事實當然不是,他沒什麽東西要瞞着顧停,顧停也的确幫他分析了方向,卻并沒有一字一句的教,可眼下,這麽說一定會讓尤貴妃更發狂。
意不意外,驚不驚喜?
尤貴妃果然像掐了脖子的雞似的,臉色從青到黑從黑到紅變了好幾遍:“你……你們早就懷疑我了?不,不可能!”
霍琰慢條斯理:“停停還同我說,你在找一樣東西,九原找過,京城找過,而這樣東西,在正月十四的那天丢了,是也不是?老太監李貴,是你的人吧? ”
尤貴妃眼瞳震動:“你……你們瘋了……為什麽連這些都知道!”
霍琰眯眼,唇角勾的更深:“本來不知道的,現在确定了。”
尤貴妃:……
一真一假,一暗一明,她完全沒想到,這一局,已徹底輸了!
霍琰又問:“那輿圖現在在哪裏?”
尤貴妃憤憤:“不知道!”
好了,霍琰更知道了,尤貴妃找的那樣關鍵東西,是輿圖!
那之前暗夜偷聽到的書冊是怎麽回事?難道兩樣,她都想要?還是這次丢的書冊只同操控春闱和吏部官員有關,她想找的那本書冊,到現在還是沒有任何線索?
霍琰:“太子是不是想謀反?”
尤貴妃:“不知道!”
“是麽?”
對方視線太過壓迫,尤貴妃忍不住顫抖,她有一種活不過今天的感覺,霍琰不會放過她!
她狠狠往上一抓,想着死也要拉對方沾一身腥:“你又以為自己有多了不起!不過就是個好男風的玩意兒,連香火都傳不了,算個什麽東西!以為別人都尊敬你呢,呸!那些不過是面子情,你要不是會打仗,還有用,看誰會多看你一眼!”
可還沒有抓到霍琰,她的手腕被握住了。
握過來的那只手細膩柔滑,皮膚白皙,絕不是男人的手。
再一擡頭,視野裏多了個人,紅裙鴉發,柳眉藏英,目光銳亮,是個女人!
“喲,這話聽着新鮮,”葉芃貞狠狠把尤貴妃掼到牆上,“我以為宮裏的娘娘都優雅得體,屁不會放屎不會拉,沒想到都指着一張嘴往外噴,民間那些個扒灰私通的,看到人就心虛,更不會輕易指摘別人,娘娘倒是大氣的緊,自己玩的溜,還不妨礙挑剔別人呢——”

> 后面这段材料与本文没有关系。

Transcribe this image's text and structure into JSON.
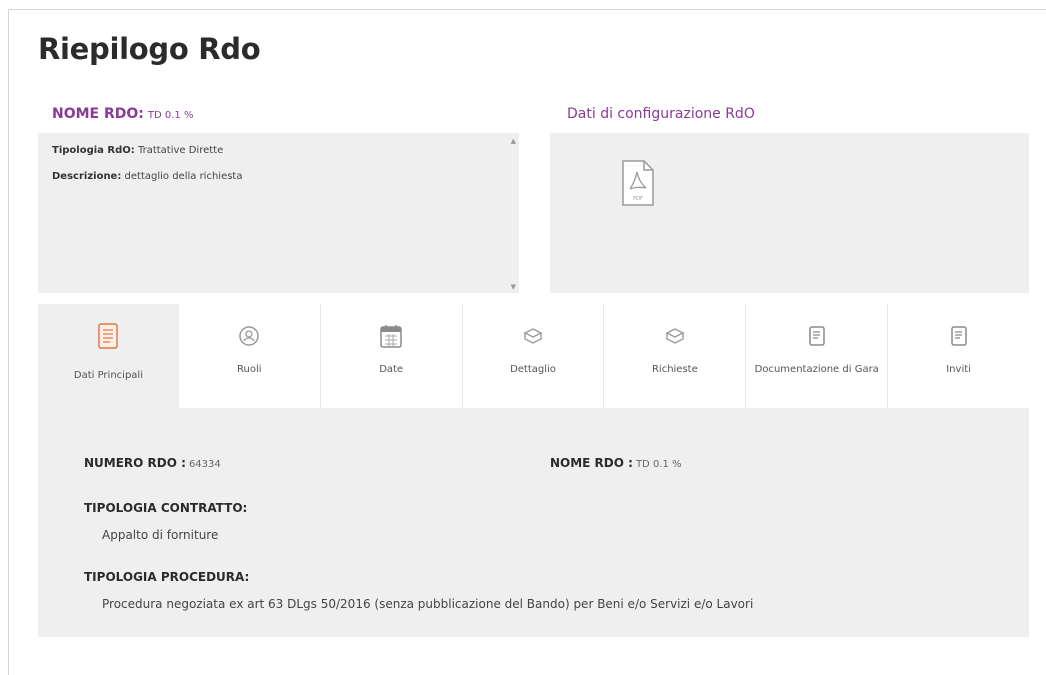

葉芃貞眼神燦烈,有簇簇烈火在內裏燃燒:“你跟皇上通女幹時,問過先帝意思嗎?不怕将來去了地底下,被扒層皮?你勾引太子時,問過今上嗎?不怕有朝一日死無全屍?如此出言不遜惡罵鎮北王,問過臣民百姓們嗎,不怕被人架到火上燒了嗎!”